If someone is acting suspicious, that is a completely different thing. Of course if someone is acting in a suspicous manner, the cops are going to approach them. We are talking about cops looking at someones appearance, and then determining what kind of person they are and/or whether or not they'll search them, pull them over, etc.
I understand what your saying, but if someone can't afford to dress nice, commonsense has nothing to do with it. They wear what they have and thats it. Of course, theres always those ones who dress and act that way because they want to be that way and want people to think they are "gangsta". Which, in my opinion, is ridiculous.
This isn't about whether people can afford to dress "nice". This is about people dressing like "gangstas" on purpose. I don't know about where you live, but a package of plain white t-shirts and plain straight leg blue jeans are far cheaper than the articles of clothing I'd consider to be "gangsta" style are. I don't consider someone in regular t-shirt/jeans to be suspicous. The people I would be referring to are the one's with their super baggy jeans (that they can't seem to keep on their butts), their caps, and their "bling" (whether it's real or plastic doesn't matter). If you dress like that, you get moved to the "potential for danger" category. No matter what you say, appearance DOES affect people's reactions to a person.

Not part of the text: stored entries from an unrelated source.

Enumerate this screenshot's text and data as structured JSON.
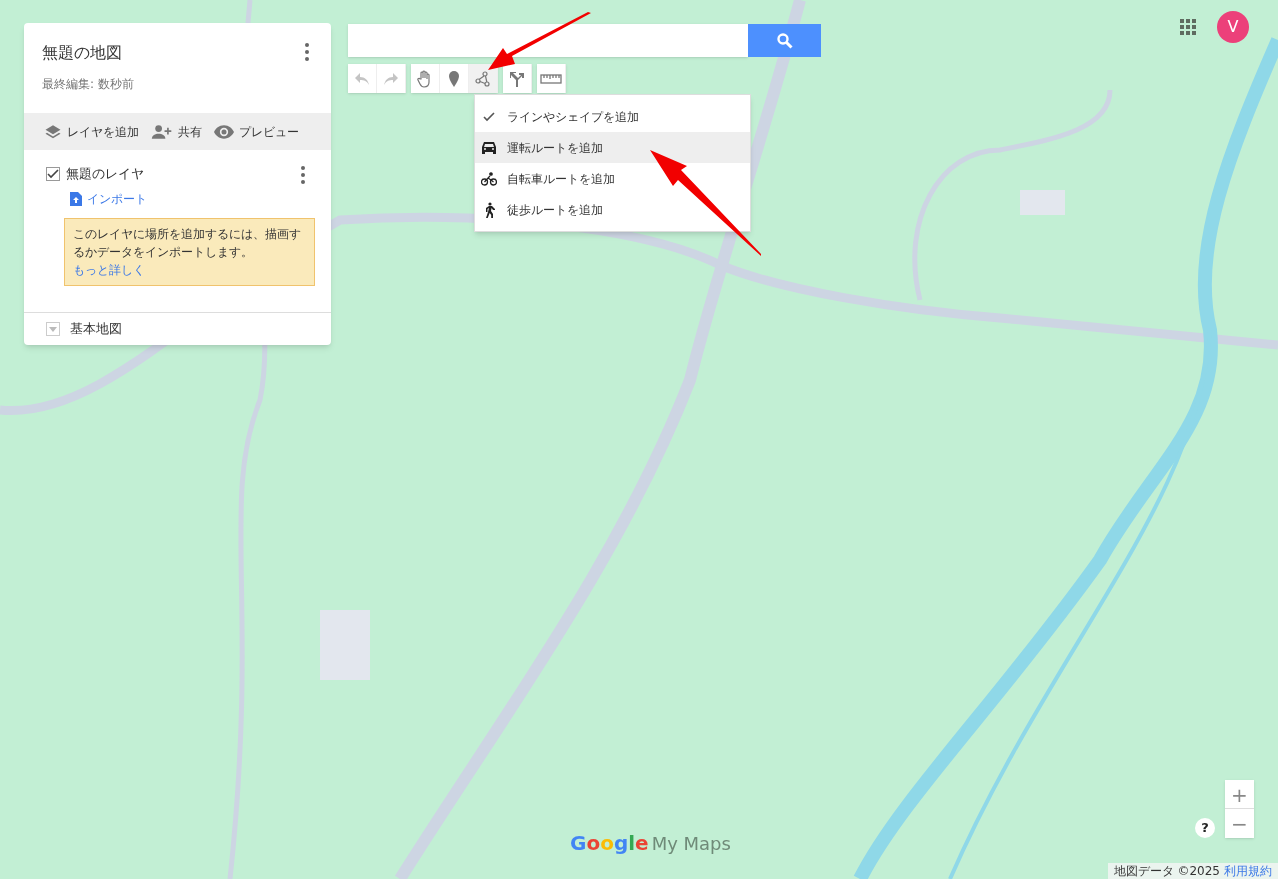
{
  "map_panel": {
    "title": "無題の地図",
    "subtitle": "最終編集: 数秒前",
    "actions": [
      {
        "kind": "layers",
        "label": "レイヤを追加"
      },
      {
        "kind": "share",
        "label": "共有"
      },
      {
        "kind": "preview",
        "label": "プレビュー"
      }
    ],
    "layer": {
      "name": "無題のレイヤ",
      "checked": true,
      "import_label": "インポート",
      "tip": "このレイヤに場所を追加するには、描画するかデータをインポートします。",
      "tip_link": "もっと詳しく"
    },
    "base_map": {
      "label": "基本地図",
      "expanded": false
    }
  },
  "toolbar": [
    {
      "kind": "undo",
      "disabled": true,
      "selected": false
    },
    {
      "kind": "redo",
      "disabled": true,
      "selected": false
    },
    {
      "kind": "hand",
      "disabled": false,
      "selected": false
    },
    {
      "kind": "marker",
      "disabled": false,
      "selected": false
    },
    {
      "kind": "line",
      "disabled": false,
      "selected": true
    },
    {
      "kind": "directions",
      "disabled": false,
      "selected": false
    },
    {
      "kind": "ruler",
      "disabled": false,
      "selected": false
    }
  ],
  "draw_menu": [
    {
      "kind": "shape",
      "label": "ラインやシェイプを追加",
      "checked": true,
      "highlighted": false
    },
    {
      "kind": "car",
      "label": "運転ルートを追加",
      "checked": false,
      "highlighted": true
    },
    {
      "kind": "bike",
      "label": "自転車ルートを追加",
      "checked": false,
      "highlighted": false
    },
    {
      "kind": "walk",
      "label": "徒歩ルートを追加",
      "checked": false,
      "highlighted": false
    }
  ],
  "account": {
    "initial": "V"
  },
  "logo": {
    "brand": "Google",
    "product": "My Maps"
  },
  "attribution": {
    "data": "地図データ ©2025",
    "terms": "利用規約"
  },
  "zoom": {
    "in": "+",
    "out": "−"
  },
  "help": "?"
}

For example, if you saw one of these "thugs", and a well-dressed business man, which do you think would be more likely to rob a liquor store? (If you know nothing about them except their appearence.) And there's no real point in saying one shouldn't judge based on appearances, because everyone does it subconsciously.
Does that mean there are no bad cops? No. Does that mean that all people who dress like that are bad? Certainly not. Is it likely that being suspicious of a person based on their appearance has saved their life/enabled them to bring in a wanted person? Definately.
In short: bad police are still bad; good police are still good; profiling does help protect them from potentially dangerous people.